Even just from the basic, un-altered word cloud, I have two inferences about The Adventures of Sherlock Holmes that are perhaps worth pursuing! But let's take a look at some other Voyant features. There's the trends feature, which in this case is not very useful, since The Adventures of Sherlock Holmes is a set of short stories, whose bounds don't line up Voyant's automatically applied segmentations. Now, if my corpus had consisted of individual files of each story, I could use the trends feature to track keywords across stories, didn't, so, that's that on trends.

line chart with instances of "holmes" "little" "man" "mr" and "said" (the biggest words in the cirrus) plotted against "document segments"

There's also a feature called Contexts, whereby you can select a term and see the sentences in which it apepars in each instance - something that is far more convenient than having to track down all those "faces" to see, for example, whether it's Holmes or Watson's narration who is marking them.

There are many more features you can enable on Voyant - you can see them all listed here - but it is perhaps worth noting that most of them are just different ways to graphically represent word frequency and word collocation (aka, which words appear together). 
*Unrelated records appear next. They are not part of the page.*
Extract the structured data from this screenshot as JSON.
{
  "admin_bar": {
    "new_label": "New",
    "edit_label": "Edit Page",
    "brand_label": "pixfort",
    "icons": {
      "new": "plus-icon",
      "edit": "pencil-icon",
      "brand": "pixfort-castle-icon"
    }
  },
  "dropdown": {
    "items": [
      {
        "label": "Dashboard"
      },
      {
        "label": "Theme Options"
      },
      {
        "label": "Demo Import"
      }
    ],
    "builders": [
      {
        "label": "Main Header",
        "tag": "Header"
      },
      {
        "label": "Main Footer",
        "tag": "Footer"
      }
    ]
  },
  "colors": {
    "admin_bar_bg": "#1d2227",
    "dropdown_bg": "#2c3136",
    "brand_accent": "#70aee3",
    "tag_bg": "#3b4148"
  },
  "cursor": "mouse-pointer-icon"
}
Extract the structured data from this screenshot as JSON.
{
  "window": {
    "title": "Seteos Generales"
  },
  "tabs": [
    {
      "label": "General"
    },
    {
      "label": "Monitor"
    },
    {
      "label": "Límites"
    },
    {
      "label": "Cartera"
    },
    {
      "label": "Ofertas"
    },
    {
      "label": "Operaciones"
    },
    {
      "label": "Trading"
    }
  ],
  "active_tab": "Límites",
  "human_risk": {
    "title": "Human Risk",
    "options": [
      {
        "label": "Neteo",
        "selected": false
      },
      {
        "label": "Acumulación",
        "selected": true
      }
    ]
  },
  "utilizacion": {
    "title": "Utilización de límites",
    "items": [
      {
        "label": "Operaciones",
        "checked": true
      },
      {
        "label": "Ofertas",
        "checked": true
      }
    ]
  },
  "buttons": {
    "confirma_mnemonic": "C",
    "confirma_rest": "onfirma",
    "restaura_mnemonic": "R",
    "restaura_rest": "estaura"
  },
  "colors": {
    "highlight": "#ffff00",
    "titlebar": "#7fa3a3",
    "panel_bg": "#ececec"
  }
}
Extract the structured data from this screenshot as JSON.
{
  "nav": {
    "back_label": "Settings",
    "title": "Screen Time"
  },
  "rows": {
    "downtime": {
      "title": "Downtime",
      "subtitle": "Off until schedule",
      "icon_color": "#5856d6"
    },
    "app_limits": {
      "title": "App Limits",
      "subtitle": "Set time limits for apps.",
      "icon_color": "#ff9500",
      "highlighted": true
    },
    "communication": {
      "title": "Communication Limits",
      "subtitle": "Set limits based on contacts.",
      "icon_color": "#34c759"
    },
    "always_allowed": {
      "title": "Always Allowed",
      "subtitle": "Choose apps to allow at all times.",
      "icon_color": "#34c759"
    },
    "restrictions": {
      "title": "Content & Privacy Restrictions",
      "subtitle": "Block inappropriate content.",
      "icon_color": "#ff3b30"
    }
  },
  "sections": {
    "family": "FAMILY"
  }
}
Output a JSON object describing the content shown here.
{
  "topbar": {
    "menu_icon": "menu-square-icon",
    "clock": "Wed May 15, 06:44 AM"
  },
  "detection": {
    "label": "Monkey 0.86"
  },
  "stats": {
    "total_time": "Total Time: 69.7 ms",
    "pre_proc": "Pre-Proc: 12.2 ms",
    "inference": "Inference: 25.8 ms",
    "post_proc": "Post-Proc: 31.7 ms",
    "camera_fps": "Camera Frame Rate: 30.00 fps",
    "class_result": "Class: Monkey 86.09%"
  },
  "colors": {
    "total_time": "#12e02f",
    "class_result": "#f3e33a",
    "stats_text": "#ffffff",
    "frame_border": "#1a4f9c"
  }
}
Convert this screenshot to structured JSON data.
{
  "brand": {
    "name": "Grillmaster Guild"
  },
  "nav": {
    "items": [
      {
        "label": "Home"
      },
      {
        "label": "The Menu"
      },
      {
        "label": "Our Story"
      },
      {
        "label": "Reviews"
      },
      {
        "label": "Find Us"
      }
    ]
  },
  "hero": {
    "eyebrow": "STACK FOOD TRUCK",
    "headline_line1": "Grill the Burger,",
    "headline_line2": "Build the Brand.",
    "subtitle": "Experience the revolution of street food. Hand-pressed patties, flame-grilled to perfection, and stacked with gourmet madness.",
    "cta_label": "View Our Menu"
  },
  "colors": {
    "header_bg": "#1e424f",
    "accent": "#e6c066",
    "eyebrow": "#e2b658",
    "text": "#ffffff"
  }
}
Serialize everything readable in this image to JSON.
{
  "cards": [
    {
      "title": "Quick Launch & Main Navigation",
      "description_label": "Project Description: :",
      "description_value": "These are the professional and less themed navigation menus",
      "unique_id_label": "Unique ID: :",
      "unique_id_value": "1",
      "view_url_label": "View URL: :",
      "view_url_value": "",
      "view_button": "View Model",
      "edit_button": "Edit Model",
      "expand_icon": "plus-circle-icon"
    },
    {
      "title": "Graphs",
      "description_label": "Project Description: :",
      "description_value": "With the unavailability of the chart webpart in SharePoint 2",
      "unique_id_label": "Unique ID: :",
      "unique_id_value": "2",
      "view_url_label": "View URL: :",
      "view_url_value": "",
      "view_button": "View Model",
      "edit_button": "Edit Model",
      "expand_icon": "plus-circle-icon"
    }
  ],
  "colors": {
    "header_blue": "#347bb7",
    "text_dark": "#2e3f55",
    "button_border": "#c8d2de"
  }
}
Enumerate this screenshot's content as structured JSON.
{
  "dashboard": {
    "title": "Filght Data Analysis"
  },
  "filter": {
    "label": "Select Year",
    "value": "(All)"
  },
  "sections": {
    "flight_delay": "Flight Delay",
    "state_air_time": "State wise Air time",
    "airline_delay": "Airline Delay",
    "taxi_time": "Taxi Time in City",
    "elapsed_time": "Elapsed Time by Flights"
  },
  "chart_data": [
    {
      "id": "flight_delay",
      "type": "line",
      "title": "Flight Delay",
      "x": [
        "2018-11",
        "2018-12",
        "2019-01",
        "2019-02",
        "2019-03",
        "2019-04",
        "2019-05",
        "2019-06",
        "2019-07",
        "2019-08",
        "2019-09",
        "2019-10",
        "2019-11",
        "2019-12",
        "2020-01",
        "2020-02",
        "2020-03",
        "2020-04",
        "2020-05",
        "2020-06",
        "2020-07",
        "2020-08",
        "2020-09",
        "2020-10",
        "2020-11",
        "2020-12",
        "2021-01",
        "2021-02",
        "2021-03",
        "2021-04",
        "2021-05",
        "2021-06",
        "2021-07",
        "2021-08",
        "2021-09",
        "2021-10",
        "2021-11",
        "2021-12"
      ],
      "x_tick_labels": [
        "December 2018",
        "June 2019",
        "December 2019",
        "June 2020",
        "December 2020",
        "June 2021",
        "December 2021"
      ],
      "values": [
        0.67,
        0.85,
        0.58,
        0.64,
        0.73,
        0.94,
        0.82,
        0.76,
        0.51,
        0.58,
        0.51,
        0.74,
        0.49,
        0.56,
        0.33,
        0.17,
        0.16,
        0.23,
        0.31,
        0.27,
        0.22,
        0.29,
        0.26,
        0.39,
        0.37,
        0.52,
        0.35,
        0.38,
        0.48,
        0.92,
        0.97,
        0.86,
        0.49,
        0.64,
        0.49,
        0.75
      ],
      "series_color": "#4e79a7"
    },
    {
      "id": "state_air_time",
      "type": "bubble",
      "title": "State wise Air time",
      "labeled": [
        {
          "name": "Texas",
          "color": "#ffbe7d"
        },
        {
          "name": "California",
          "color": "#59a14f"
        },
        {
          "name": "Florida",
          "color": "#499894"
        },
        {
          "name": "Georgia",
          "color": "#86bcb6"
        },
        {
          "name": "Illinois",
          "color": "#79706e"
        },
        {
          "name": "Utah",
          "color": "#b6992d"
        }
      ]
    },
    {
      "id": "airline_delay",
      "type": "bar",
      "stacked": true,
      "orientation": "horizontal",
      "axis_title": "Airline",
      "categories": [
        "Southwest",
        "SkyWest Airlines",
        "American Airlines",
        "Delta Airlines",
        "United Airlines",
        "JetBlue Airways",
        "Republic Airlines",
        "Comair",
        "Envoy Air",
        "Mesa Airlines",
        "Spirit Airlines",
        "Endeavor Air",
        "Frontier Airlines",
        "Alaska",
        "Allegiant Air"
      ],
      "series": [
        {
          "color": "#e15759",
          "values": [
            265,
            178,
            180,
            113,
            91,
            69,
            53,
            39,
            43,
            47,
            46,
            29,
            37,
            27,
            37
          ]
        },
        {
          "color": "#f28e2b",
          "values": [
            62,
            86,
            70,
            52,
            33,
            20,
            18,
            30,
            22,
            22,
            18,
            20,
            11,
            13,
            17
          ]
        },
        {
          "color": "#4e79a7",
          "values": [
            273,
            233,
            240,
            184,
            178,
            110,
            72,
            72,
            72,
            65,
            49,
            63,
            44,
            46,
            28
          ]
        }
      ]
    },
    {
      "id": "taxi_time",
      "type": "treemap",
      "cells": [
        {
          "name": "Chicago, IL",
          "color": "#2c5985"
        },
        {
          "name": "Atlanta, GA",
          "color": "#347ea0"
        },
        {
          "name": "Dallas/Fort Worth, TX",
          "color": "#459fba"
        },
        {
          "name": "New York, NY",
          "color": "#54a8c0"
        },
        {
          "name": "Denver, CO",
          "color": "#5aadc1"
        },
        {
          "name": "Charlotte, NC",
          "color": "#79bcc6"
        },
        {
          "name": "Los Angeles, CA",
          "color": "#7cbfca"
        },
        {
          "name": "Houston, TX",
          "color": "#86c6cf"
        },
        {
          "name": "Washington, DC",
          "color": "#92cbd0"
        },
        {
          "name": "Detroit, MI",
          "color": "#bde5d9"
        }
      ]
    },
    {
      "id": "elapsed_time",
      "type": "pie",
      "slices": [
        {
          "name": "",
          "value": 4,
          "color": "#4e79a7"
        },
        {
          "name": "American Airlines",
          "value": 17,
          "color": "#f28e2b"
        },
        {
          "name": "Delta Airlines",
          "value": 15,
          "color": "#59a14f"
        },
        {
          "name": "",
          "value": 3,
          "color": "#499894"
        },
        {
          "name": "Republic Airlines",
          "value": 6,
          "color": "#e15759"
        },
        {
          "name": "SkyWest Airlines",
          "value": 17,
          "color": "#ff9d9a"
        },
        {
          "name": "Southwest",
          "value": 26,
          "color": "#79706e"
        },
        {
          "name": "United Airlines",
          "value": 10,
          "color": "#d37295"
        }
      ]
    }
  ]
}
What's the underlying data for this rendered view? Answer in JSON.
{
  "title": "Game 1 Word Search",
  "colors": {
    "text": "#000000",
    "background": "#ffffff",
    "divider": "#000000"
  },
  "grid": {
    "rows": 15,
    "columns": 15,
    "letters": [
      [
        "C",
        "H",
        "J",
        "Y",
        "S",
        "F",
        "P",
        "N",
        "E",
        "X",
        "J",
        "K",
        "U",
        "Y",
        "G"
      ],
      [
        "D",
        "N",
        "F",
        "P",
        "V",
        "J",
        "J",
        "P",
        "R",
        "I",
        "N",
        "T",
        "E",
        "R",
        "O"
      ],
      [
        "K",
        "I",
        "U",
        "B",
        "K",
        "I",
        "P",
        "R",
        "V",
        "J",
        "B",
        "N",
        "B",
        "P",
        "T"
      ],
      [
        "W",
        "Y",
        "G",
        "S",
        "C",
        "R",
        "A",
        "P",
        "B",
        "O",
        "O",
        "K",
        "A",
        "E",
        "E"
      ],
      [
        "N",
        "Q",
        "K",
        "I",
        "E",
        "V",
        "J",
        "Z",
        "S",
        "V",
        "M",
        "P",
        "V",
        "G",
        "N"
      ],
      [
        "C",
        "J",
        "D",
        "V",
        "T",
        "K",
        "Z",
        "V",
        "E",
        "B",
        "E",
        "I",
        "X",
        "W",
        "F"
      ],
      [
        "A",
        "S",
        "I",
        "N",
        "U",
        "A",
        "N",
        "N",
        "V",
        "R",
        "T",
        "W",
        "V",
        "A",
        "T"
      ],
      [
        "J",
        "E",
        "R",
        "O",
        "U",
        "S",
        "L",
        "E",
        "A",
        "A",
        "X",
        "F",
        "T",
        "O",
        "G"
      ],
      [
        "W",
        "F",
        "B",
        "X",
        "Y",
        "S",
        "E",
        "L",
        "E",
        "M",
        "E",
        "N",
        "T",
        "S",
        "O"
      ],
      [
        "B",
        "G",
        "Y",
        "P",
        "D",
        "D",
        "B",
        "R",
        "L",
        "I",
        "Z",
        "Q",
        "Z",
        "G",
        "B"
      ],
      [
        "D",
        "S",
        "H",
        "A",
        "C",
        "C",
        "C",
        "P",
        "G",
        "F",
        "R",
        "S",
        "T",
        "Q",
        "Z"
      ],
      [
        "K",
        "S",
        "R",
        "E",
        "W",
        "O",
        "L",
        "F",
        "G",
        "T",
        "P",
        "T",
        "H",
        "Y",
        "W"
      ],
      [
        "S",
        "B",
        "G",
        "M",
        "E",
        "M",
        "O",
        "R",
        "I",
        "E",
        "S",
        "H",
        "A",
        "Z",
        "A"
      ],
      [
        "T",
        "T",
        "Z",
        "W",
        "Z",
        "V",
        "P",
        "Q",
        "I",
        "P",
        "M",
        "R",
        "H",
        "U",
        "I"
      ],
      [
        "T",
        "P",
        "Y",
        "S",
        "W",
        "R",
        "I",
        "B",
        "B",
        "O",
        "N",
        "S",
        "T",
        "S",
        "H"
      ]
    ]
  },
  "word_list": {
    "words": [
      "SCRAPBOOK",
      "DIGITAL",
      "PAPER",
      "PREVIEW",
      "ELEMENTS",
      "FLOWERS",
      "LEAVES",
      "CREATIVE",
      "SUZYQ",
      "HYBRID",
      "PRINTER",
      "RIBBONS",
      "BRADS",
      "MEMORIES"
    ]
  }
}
There is also - theoretically - much customization that can go into which words Voyant counts and which it ignores. Voyant automatically filters for words it sees as too ubiquitous to be worth counting, things like "a" or "the" or "I", and, again, theoretically, it's possible to edit that filter-list and tell Voyant that you do want "me" to be counted, or that you don't want "Mr." to show up in your cirrus because it's...not even a word, so how is it literally the 4th highest occuring word in the whole corpus?! Theoretically, one would do such a thing by clicking on the "options" toggle over the cirrus cloud, and then click "Edit List" next to the "Stopwords" category. I say "theoretically" (I have said it a couple times, perhaps you have noticed), because in many many trial runs and experiments with Voyant I have never been able to get a word I added to the stopwords list to actually stop showing up in the cirrus cloud. I have seen others online succesfully use this feature, so maybe it's just inconsistent, or I'm just doing something wrong, but - something to keep in mind and proceed with caution around if you are interested in using Voyant!